Tauscher Plays Today With A Heavy Heart

Growing up on a farm, you get to know your neighbors intimately.  While the distance between your house and the next driveway is longer than most, the tether of young friendship is a bond that age, distance and maturity could never break.  That was the bond shared by Packers offensive tackle Mark Tauscher and his neighbor, childhood friend, extended brother, Troy Schmidt (37).

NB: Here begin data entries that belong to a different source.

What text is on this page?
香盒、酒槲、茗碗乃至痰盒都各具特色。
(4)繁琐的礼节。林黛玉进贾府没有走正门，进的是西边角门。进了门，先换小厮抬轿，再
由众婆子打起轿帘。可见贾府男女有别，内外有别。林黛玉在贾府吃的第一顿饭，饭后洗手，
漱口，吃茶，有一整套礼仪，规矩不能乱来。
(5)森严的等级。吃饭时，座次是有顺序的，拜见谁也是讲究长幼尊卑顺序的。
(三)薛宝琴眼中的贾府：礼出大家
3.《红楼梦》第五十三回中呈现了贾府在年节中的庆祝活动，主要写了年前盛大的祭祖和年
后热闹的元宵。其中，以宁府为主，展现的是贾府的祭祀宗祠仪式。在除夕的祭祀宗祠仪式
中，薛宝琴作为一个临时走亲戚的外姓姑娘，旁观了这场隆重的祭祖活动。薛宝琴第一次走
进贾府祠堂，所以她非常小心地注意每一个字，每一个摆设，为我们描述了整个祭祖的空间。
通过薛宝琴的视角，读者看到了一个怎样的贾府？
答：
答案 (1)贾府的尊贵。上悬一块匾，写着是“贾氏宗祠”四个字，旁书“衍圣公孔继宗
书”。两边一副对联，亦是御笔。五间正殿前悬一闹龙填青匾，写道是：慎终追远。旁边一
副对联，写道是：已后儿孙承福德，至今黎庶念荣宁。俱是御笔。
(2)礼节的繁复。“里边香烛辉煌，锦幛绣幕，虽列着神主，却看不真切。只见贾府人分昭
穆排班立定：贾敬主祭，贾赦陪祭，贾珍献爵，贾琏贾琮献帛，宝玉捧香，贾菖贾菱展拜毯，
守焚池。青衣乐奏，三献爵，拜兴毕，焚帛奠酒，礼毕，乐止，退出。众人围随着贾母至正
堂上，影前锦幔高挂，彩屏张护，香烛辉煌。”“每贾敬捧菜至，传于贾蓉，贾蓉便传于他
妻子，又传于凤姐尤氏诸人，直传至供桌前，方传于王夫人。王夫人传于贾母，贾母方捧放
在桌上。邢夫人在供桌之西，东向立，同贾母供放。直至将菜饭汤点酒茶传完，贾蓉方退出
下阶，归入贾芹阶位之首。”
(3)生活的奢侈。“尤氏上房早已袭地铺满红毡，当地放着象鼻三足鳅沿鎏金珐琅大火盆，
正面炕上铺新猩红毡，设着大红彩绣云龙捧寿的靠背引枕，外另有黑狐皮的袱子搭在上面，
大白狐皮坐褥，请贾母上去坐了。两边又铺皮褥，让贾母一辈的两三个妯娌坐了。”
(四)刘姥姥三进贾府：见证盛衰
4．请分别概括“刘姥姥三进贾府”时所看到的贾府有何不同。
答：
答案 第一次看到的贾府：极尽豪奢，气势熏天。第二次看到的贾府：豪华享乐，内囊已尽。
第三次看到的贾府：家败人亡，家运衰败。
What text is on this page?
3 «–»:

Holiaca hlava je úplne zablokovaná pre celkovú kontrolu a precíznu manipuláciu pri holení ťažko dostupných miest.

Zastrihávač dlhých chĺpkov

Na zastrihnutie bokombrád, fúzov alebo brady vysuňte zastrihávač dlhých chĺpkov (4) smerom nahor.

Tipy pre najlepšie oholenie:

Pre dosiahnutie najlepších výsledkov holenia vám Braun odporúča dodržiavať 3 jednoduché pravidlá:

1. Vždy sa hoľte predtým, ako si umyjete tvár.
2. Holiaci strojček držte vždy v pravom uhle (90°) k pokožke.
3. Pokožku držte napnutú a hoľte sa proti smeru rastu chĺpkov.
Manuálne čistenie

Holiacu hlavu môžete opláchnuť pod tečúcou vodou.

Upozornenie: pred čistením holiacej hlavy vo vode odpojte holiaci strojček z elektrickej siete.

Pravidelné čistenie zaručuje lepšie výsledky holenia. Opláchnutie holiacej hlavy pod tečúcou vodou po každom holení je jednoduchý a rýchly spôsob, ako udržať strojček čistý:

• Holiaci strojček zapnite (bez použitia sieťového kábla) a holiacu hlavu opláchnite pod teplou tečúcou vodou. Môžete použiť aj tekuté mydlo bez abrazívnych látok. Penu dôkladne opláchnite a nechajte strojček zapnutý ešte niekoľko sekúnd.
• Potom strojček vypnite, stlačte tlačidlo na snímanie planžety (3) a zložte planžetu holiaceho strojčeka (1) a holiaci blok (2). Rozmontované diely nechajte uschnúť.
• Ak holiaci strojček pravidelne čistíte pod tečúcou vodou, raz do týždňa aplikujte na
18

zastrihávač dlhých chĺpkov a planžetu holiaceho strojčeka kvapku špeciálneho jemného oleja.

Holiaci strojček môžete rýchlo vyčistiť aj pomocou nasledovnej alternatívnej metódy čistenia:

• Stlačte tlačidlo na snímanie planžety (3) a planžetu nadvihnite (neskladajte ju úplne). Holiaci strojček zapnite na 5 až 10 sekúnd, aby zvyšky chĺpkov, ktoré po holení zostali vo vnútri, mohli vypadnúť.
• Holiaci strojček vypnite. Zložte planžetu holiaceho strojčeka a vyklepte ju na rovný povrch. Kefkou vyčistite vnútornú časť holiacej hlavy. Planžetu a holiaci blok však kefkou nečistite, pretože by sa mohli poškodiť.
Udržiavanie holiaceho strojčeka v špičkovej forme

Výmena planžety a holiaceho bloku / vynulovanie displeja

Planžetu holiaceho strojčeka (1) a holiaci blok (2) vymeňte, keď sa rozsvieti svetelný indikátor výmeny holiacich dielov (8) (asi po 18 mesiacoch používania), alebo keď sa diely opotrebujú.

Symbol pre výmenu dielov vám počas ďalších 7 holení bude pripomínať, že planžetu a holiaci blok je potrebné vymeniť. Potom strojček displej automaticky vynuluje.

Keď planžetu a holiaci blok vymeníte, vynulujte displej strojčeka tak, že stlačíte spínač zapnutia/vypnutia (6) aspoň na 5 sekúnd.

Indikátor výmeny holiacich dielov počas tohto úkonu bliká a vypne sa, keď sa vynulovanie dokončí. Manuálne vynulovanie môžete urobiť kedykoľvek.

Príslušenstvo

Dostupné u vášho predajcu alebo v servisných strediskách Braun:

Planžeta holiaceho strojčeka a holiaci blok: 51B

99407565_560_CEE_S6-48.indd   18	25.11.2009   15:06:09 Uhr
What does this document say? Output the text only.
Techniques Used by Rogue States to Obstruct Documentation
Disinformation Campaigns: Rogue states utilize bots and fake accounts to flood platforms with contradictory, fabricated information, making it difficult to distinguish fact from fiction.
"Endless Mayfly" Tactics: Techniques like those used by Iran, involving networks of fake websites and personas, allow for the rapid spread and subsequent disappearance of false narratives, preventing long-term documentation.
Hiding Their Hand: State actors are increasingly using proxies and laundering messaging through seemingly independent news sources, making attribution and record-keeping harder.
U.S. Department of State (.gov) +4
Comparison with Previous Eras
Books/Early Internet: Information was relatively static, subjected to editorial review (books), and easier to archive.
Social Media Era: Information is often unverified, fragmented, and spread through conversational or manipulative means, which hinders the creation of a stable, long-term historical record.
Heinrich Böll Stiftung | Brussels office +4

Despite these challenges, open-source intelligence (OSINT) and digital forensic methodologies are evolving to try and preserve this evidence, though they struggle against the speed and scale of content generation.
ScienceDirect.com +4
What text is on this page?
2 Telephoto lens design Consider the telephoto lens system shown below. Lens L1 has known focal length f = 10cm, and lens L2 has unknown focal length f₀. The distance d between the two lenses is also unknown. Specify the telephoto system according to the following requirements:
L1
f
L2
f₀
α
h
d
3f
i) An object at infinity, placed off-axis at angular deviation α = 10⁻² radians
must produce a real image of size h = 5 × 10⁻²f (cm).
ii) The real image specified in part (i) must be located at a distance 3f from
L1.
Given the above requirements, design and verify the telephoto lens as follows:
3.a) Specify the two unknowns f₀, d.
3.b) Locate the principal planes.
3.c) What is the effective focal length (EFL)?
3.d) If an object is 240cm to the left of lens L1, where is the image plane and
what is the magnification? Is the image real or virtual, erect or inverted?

Their fathers were best friends and each cared for the others children as if they were their own.  Totaling 8 kids between them, these patriarchs had great games of catch, football, baseball, kickball, basketball, whatever activity you can think of, they did it together.  There wasn't a winter night that went by that all of the kids didn't play "all out" games of basketball inside the machine shed that Mr. Tauscher had specially built for just such occassions and activities.
As Mark traveled forward in his football career, first at Wisconsin and then into the NFL and his home state team the Green Bay Packers, Troy grew into his adulthood first as a boyfriend and eventual husband to his wife Ann and then as a father 5 times over.  Troy, residing in Colby, kept his Wisconsin roots close to his heart and landed within the Marshfield School System as a social sciences teacher at Marshfield High School.  He had been teaching there since 1997.
At 1:30 a.m. this past Friday, October 17th, the Wood County ’s Sheriff’s Department was dispatched to a train/car accident.  A mini van, for whatever reason, had stopped on the tracks at a railroad crossing and was hit broadside then pushed several hundred feet down the tracks.  When the oncoming train stuck that minivan the life of Taucher’s lifelong friend Troy Schmidt ceased to exist.
Not sure whether or not to tell Tauscher before he faced the Indianapolis Colts, the decision was made to fill Mark in on the loss of one of closest friends.  The loss affected Mark in a deep way.  The usual path of concern was taken; phone calls to family and additional friends to see how they were coping, a phone call to the parents of his friend to offer his condolences and arrangements to be there for Ann and the kids.
As Mark takes the field of play today, he’ll carry with him the memories of his friend Troy, a heavy heart and the knowledge that Troy’s brother will be watching him in the stands here at Lambeau Field.  After the game, win or lose, Mark wants to spend some time with the neighbors he’s known all his life, with his extended family, to share, remember and console one another as they prepare to say goodbye to Troy later this week.